I've been reading a lot in networking lately but there are times after excessive reading you feel everything is mixed up in your head lol
You're welcome! Yes, networking can be very complicated. They sure like their acronyms!:confused:
Luckily jumbo frame and VLAN is a standard options now in most of TP-Link smart switches like the one I mentioned in my post TP-LINK TL-SG108E
but in this case I should upgrade my router to a gigabit router as the packets will travel through the router too (please correct me if i'm wrong)
No, anything upstream of your gigabit switch only needs to handle your Internet connection, so that's 24 Mbps as you indicated. 10/100 equipment will work just fine.

You would connect it like so:

Outside line -> ADSL modem -> Router -> Gigabit switch

A switch knows which devices are connected on which ports. When a gigabit device (say a desktop on port 2) sends packets to another gigabit device, say your Power NAS on port 5, the switch says "the PowerNAS is on port 5" and directs the packets from port 2 to port 5. This is a gigabit switch, and provided each device has a gigabit NIC and you're using Cat5e or better cabling, the transfer will be at gigabit speeds. Note your router is not involved at all. In fact you could even disconnect your router and this transfer will still happen.

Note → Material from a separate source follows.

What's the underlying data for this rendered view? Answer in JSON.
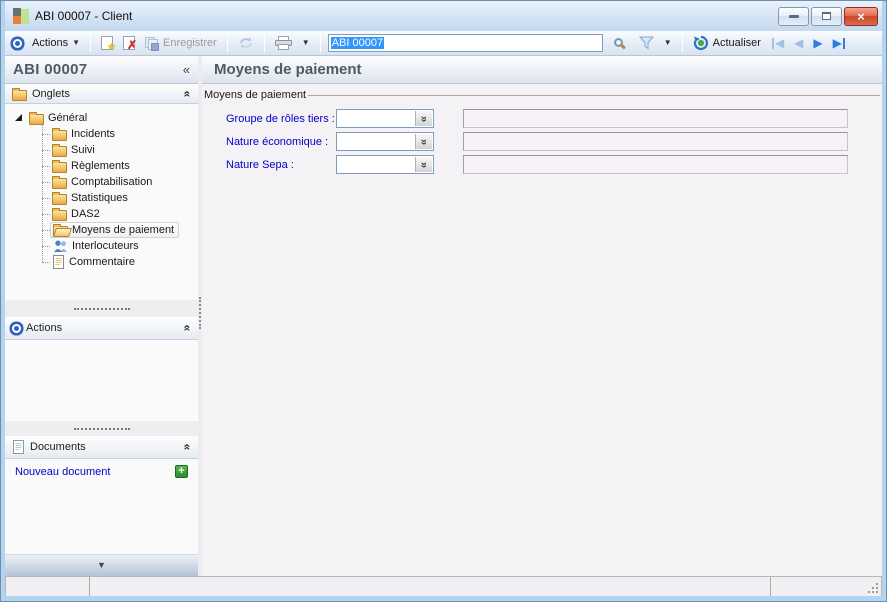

Now let's say your (gigabit) desktop on port 3 needs data from the Internet - you want to write a forum post saying how awesome FreeNAS is. The networking software in the desktop directs the packets to your router by addressing them with your router's IP address. The switch receives the data from port 3 and says "oh the router is on port 1" and directs those packets to port 1. The router receives those packets and sends them out to the modem and from there it goes out to the Internet. Past the switch, it doesn't matter that it's not gigabit, the fastest data will flow back is 24 Mbps and the fastest data will flow up/out to the Internet is likely slower than that. So your router and modem do not need to be gigabit.
I was also reading about dd-WRT but my old D-Link router is not supported.
Many new ones are, but unfortunately not many TP-Link devices though. DD-WRT is very old-school and I hear rumours that it's past its prime - 5 GHz networking is spotty and it just isn't as cutting-edge as it used to be. OpenWRT and Tomato seem to be the ones to go to now.
Good luck with your build, out of curiosity why you choose what i consider very powerful components for your pfSense ?
I won't be installing pfSense on that, although it would make a kicka$$ pfSense box. I have a Ubiquiti EdgeRouter Lite and I doubt that I could make a pfSense box that powerful, that small and that power-efficient. But I find the ERL's firewalling capabilities quite basic and I'd like to do more advanced things like network-wide ad blocking and advanced intrusion detection. I will probably be using Sophos for this, or possibly Untangle. Both use Snort intrusion detection, which likes its GHz, so I needed a CPU that's fast single-threaded.
what kind of issues you can have if you install Samba on pfSense?
I don't use pfSense so I'm not sure. However I imagine it's identical to samba (CIFS) on FreeNAS. The main problem you'll have is permissions.
I rarely use Windows, can i share files with Macs?
Of course. In my mind the best protocol you can use is NFS. It's faster than CIFS and it's multi-threaded. It's seamless on Mac, Linux and BSD. Mac can also use CIFS just as seamlessly but it can be a bit slower. Best to do away with CIFS entirely if you don't use Windows.

Macs can also use AFP (Apple Filesharing Protocol) and I found that AFP is required if you want to back up the Mac using Time Machine. I found I couldn't direct Time Machine to store its backups in anything but an AFP share.
So if i have a 3G router It will operate the 3G USB modem software instead of the pc, and my wireless devices can get wireless internet connection with my Hackintosh turned off!?

Yes, but note your router won't be using the software that came with the 3G modem - it's a more basic, primitive level than that but it means you don't have to install anything. What it does mean is that your 3G modem has to support that specific 3G USB device though.